Le premier article du premier numéro de cette revue s’ouvrait par une thèse due à François Ewald : « L’assurance ne désigne pas seulement un ensemble d’institutions privées ou publiques grâce auxquelles se trouvent satisfaits, dans les sociétés modernes, certains besoins de sécurité, elle est l’institution du contrat social »1. Cette élégante définition de l’assurance dissimule mal l’hétérogénéité des principes qui justifient l’action de l’Etat, puisque ce dernier a juxtaposé des instruments discontinus sans toujours en chercher l’unité. Ainsi depuis 16042, l’Etat a commencé à créer des régimes de Sécurité sociale avant que l’idée d’un régime général apparaisse dans les ordonnances d’octobre 1945 ; en 1842 l’Etat organise le contrôle des tontines d’assurances qui sera finalement étendu à toutes les branches selon des modalités uniformisées en 1938 ; en 1889 l’Etat exprime le principe d’auto-assurance en ce qui concerne les dommages, mais il articule néanmoins son action à celle des assureurs privés pour les risques d’accidents du travail (1898) et les catastrophes naturelles (1982). Sans pour autant que ses activités d’assurance pour son compte propre, ni les régimes de Sécurité sociale ou celui des catastrophes naturelles ne soient équilibrés de manière durable, l’Etat prend à sa charge de nouveaux risques comme il l’a fait pendant la récente pandémie, et la montée de l’aversion pour le risque semble offrir aux politiques la perspective d’un droit de tirage infini sur des ressources limitées. Ne serait-il pas nécessaire d’éclairer les principes de l’intervention de l’Etat dans l’assurance ? C’est ce que propose ce dossier de la revue Risques.

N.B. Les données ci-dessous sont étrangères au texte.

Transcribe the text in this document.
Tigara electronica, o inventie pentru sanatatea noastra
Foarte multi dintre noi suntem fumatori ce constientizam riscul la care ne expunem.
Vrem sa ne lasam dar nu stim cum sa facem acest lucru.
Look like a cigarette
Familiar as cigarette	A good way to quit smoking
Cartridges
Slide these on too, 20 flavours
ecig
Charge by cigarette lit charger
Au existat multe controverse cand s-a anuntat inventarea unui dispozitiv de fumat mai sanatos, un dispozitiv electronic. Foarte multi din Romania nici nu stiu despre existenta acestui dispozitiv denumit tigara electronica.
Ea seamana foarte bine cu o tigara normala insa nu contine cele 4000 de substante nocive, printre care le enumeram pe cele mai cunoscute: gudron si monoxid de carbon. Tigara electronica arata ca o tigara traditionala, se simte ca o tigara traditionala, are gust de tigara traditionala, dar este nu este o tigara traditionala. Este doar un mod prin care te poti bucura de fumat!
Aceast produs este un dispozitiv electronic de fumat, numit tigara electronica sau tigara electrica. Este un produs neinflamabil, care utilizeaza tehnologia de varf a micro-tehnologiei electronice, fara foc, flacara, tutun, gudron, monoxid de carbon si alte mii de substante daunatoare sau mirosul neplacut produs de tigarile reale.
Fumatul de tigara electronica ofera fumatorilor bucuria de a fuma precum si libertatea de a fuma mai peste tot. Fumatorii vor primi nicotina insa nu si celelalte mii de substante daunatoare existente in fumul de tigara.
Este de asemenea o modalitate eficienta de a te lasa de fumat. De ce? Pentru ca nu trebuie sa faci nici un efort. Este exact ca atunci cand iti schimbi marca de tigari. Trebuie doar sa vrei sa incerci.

Patrick Thourot nous invite tout d’abord à considérer le périmètre d’auto-assurance de l’Etat : le principe d’auto-assurance de 1889 concernait le seul risque d’incendie des bâtiments publics, mais l’extension du domaine d’intervention de l’Etat dans l’économie a considérablement augmenté ce périmètre que l’auteur nous invite à reconnaître. La tâche est encore compliquée parce que l’Etat a créé des personnes morales auxquelles il a pu transférer des risques, tout en les obligeant à s’assurer. Reste qu’il faudrait symboliquement mettre en question le principe d’auto-assurance pour mener à bien une cartographie des risques de l’Etat et entamer une réflexion sur la gestion de ces risques. Une telle démarche prospective permettrait de transformer un périmètre incertain en frontière efficiente.

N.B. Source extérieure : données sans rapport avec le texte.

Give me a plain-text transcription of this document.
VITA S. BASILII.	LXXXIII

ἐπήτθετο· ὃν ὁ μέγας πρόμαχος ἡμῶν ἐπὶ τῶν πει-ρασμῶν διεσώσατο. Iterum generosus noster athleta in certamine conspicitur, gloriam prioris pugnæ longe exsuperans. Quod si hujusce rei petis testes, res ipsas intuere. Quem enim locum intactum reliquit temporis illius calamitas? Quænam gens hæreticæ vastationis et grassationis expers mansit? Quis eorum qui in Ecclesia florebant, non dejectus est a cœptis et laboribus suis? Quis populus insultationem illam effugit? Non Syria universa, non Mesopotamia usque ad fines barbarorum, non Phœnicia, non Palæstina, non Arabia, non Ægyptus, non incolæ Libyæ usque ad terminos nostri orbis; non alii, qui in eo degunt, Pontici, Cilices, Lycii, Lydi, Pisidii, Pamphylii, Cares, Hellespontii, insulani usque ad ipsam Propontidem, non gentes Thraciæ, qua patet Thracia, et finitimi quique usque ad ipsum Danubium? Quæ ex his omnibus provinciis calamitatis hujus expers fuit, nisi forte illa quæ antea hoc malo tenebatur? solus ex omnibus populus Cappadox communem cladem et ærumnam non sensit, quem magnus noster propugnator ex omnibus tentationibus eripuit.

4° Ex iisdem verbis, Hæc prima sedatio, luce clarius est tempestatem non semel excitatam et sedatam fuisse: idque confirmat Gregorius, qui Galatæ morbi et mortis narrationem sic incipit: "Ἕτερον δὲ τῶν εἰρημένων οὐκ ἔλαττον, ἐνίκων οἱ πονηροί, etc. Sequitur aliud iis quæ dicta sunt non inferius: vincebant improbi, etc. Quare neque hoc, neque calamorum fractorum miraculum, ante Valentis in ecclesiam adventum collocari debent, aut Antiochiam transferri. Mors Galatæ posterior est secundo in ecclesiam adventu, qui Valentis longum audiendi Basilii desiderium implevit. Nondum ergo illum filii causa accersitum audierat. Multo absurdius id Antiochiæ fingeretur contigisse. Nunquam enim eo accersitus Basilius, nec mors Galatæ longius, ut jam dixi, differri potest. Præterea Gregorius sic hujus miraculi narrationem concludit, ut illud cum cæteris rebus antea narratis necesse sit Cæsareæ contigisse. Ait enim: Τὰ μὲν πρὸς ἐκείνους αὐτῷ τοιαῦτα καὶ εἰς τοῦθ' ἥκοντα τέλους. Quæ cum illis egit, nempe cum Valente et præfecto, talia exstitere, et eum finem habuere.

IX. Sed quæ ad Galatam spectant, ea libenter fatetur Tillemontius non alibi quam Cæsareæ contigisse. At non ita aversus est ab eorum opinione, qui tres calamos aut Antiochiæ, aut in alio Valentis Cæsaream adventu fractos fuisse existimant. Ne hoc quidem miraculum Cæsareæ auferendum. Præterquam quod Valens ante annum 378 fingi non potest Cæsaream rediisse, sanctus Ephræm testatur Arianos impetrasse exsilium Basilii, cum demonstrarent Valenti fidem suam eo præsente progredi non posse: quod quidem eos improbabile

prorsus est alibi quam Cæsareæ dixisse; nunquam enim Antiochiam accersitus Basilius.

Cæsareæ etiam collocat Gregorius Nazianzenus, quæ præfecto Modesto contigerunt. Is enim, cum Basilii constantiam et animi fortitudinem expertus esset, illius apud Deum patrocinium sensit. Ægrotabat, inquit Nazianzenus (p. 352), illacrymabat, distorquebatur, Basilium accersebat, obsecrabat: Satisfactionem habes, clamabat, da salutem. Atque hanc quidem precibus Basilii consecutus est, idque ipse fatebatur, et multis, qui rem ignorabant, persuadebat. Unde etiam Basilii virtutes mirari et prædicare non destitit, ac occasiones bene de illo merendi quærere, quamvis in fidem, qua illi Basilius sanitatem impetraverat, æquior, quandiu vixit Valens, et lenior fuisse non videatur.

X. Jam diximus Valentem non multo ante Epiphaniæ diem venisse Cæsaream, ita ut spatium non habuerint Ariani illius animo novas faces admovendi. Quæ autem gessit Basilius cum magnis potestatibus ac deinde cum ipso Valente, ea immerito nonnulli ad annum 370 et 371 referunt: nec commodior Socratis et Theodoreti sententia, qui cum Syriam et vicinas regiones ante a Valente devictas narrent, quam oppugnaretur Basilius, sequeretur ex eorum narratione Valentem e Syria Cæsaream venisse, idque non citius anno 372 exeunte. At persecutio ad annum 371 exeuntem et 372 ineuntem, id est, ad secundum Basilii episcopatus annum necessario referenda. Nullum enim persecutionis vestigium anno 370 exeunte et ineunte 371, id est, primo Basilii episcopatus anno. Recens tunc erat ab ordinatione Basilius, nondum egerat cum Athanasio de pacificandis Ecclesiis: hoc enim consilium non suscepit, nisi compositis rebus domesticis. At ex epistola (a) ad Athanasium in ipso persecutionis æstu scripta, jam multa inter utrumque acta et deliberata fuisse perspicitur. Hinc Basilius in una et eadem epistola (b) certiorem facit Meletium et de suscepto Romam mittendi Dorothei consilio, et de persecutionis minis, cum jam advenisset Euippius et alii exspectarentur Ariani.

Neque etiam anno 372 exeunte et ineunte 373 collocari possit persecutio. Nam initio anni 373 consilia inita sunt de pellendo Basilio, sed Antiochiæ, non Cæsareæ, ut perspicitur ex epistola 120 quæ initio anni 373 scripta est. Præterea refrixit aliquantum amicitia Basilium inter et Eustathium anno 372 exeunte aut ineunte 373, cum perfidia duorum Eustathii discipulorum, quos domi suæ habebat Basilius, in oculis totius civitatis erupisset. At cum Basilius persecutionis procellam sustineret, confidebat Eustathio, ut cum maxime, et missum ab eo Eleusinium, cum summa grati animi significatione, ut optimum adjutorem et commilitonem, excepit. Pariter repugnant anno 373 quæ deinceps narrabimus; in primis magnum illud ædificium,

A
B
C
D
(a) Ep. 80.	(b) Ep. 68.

Avant d’aborder la contribution de l’Etat aux opérations d’assurance extérieures à son périmètre propre, Philippe Trainar invite à considérer la distinction entre assurance et redistribution. Ces instruments sont souvent confondus en raison de leurs points communs, au prix de contresens majeurs, susceptibles d’obérer leur fonctionnement respectif et leur efficacité propre, comme l’évolution de la Sécurité sociale française en fournit un exemple récurrent. Il faut jouer sur la complémentarité entre assurance et redistribution, chacune ayant son domaine propre de validité, plus que sur leur substituabilité et leur improbable combinaison.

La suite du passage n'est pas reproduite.